Есть Косте, разумеется, совсем не хочется — его кормили весь вечер, и вкусно кормили, специально для него готовили. И Марина играла для него на фортепиано. И потом она принесла десерт, и они ели его вдвоем, запивая легким шампанским… И он целовал ее затылок с коротко подстриженными курчавыми волосами темно-пшеничного цвета, которые собираются мысом и тонкой изящной косичкой сбегают вдоль шеи… И привез ее запах с собой, и он до сих пор в нем, вокруг него…
Положить что-либо в желудок сейчас Костя просто не в состоянии. Вообще после всего, что было в этот вечер, сидеть перед Таней, смотреть на нее…
— У нас фуршет… — мычит он что-то невразумительное.
— Фуршет — это не еда, — авторитетно говорит Таня.

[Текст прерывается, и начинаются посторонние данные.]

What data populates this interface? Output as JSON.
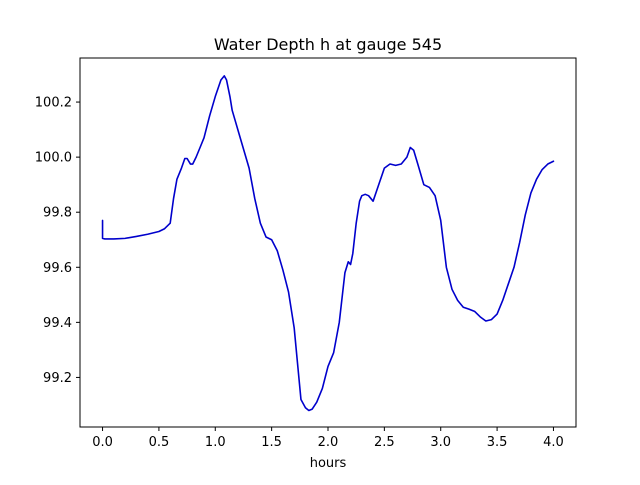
{
  "chart_data": {
    "type": "line",
    "title": "Water Depth h at gauge 545",
    "xlabel": "hours",
    "ylabel": "",
    "xlim": [
      -0.2,
      4.2
    ],
    "ylim": [
      99.02,
      100.36
    ],
    "xticks": [
      0.0,
      0.5,
      1.0,
      1.5,
      2.0,
      2.5,
      3.0,
      3.5,
      4.0
    ],
    "xtick_labels": [
      "0.0",
      "0.5",
      "1.0",
      "1.5",
      "2.0",
      "2.5",
      "3.0",
      "3.5",
      "4.0"
    ],
    "yticks": [
      99.2,
      99.4,
      99.6,
      99.8,
      100.0,
      100.2
    ],
    "ytick_labels": [
      "99.2",
      "99.4",
      "99.6",
      "99.8",
      "100.0",
      "100.2"
    ],
    "grid": false,
    "legend": "none",
    "series": [
      {
        "color": "#0000cc",
        "x": [
          0.0,
          0.0,
          0.02,
          0.1,
          0.2,
          0.3,
          0.4,
          0.5,
          0.55,
          0.6,
          0.63,
          0.66,
          0.7,
          0.73,
          0.75,
          0.78,
          0.8,
          0.83,
          0.87,
          0.9,
          0.95,
          1.0,
          1.05,
          1.08,
          1.1,
          1.13,
          1.15,
          1.2,
          1.25,
          1.3,
          1.35,
          1.4,
          1.45,
          1.5,
          1.55,
          1.6,
          1.65,
          1.7,
          1.73,
          1.76,
          1.8,
          1.83,
          1.86,
          1.9,
          1.95,
          2.0,
          2.05,
          2.1,
          2.15,
          2.18,
          2.2,
          2.22,
          2.25,
          2.28,
          2.3,
          2.33,
          2.36,
          2.4,
          2.45,
          2.5,
          2.55,
          2.6,
          2.65,
          2.7,
          2.73,
          2.76,
          2.8,
          2.85,
          2.9,
          2.95,
          3.0,
          3.05,
          3.1,
          3.15,
          3.2,
          3.25,
          3.3,
          3.35,
          3.4,
          3.45,
          3.5,
          3.55,
          3.6,
          3.65,
          3.7,
          3.75,
          3.8,
          3.85,
          3.9,
          3.95,
          4.0
        ],
        "y": [
          99.77,
          99.705,
          99.703,
          99.703,
          99.705,
          99.712,
          99.72,
          99.73,
          99.74,
          99.76,
          99.85,
          99.92,
          99.96,
          99.995,
          99.995,
          99.975,
          99.975,
          100.0,
          100.04,
          100.07,
          100.15,
          100.22,
          100.28,
          100.295,
          100.28,
          100.22,
          100.17,
          100.1,
          100.03,
          99.96,
          99.85,
          99.76,
          99.71,
          99.7,
          99.66,
          99.59,
          99.51,
          99.38,
          99.25,
          99.12,
          99.09,
          99.08,
          99.085,
          99.11,
          99.16,
          99.24,
          99.29,
          99.4,
          99.58,
          99.62,
          99.61,
          99.65,
          99.76,
          99.84,
          99.86,
          99.865,
          99.86,
          99.84,
          99.9,
          99.96,
          99.975,
          99.97,
          99.975,
          100.0,
          100.035,
          100.025,
          99.97,
          99.9,
          99.89,
          99.86,
          99.77,
          99.6,
          99.52,
          99.48,
          99.455,
          99.448,
          99.44,
          99.42,
          99.405,
          99.41,
          99.43,
          99.48,
          99.54,
          99.6,
          99.69,
          99.79,
          99.87,
          99.92,
          99.955,
          99.975,
          99.985
        ]
      }
    ]
  }
}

Поэтому Косте приходится лишь утвердительно кивнуть в ответ.
Он идет переодеваться, а Таня что-то сооружает на столе в кухне.
— Много не надо, — предупреждает он.
— Но вы там, как я понимаю, в основном пили, а не ели, — отзывается она, стоя к нему спиной.
— Ну, все-таки ночь уже…
Костя почти рад, что она стоит спиной и не видит его лица — так легче говорить неправду.
Он садится, Таня наливает в керамические кружки чай ему и себе и тоже садится напротив.
Костя медленно жует бутерброд, прихлебывая из кружки, ковыряет вилкой в нарезанных тонкими ломтиками помидорах, поверх которых лежит сыр «моццарелла». После шампанского — чай… Но виду подать нельзя. Поэтому он старательно двигает челюстями, чтобы создать впечатление, что голоден. Таня тоже молча прихлебывает и иногда бросает на него взгляд. И взгляды ее и его пересекаются. Костя тут же делает вид, что занят бутербродом. А Таня, бросив взгляд, делает вид, что занята чаем. И все происходит молча. И это молчание становится, как всегда в таких случаях, невыносимым. И каждый знает про другого, и каждый ждет, что другой первым скажет первое слово.
— Знаешь, — раздумчиво говорит Таня, она отваживается наконец прервать молчание, — нам ведь было хорошо вдвоем…
Костя чувствует, как у него начинают дрожать руки. Он кладет бутерброд на тарелку и судорожно проглатывает кусок.
— Ну вот, — продолжает Таня спокойным, размеренным тоном, и руки у Кости начинают дрожать сильнее. — А теперь нам уже не так хорошо, ведь правда?
Таня как бы рассуждает сама с собой, не ожидая от него никакого ответа; сейчас она не смотрит на него, и от этого разговаривать легче, потому что посмотреть ей в глаза он не может.
— Поэтому, я думаю, — говорит она, сделав короткую паузу, — нам обоим необходимо изменить нашу жизнь…
Костя ловит себя на том, что почти не слышит ее слов, они доходят до него откуда-то из его собственного подсознания и оседают ватной массой. Из-под опущенных ресниц он наблюдает за тем, как Таня машинально чертит пальцем на столе загогулины — она всегда так делает, когда волнуется.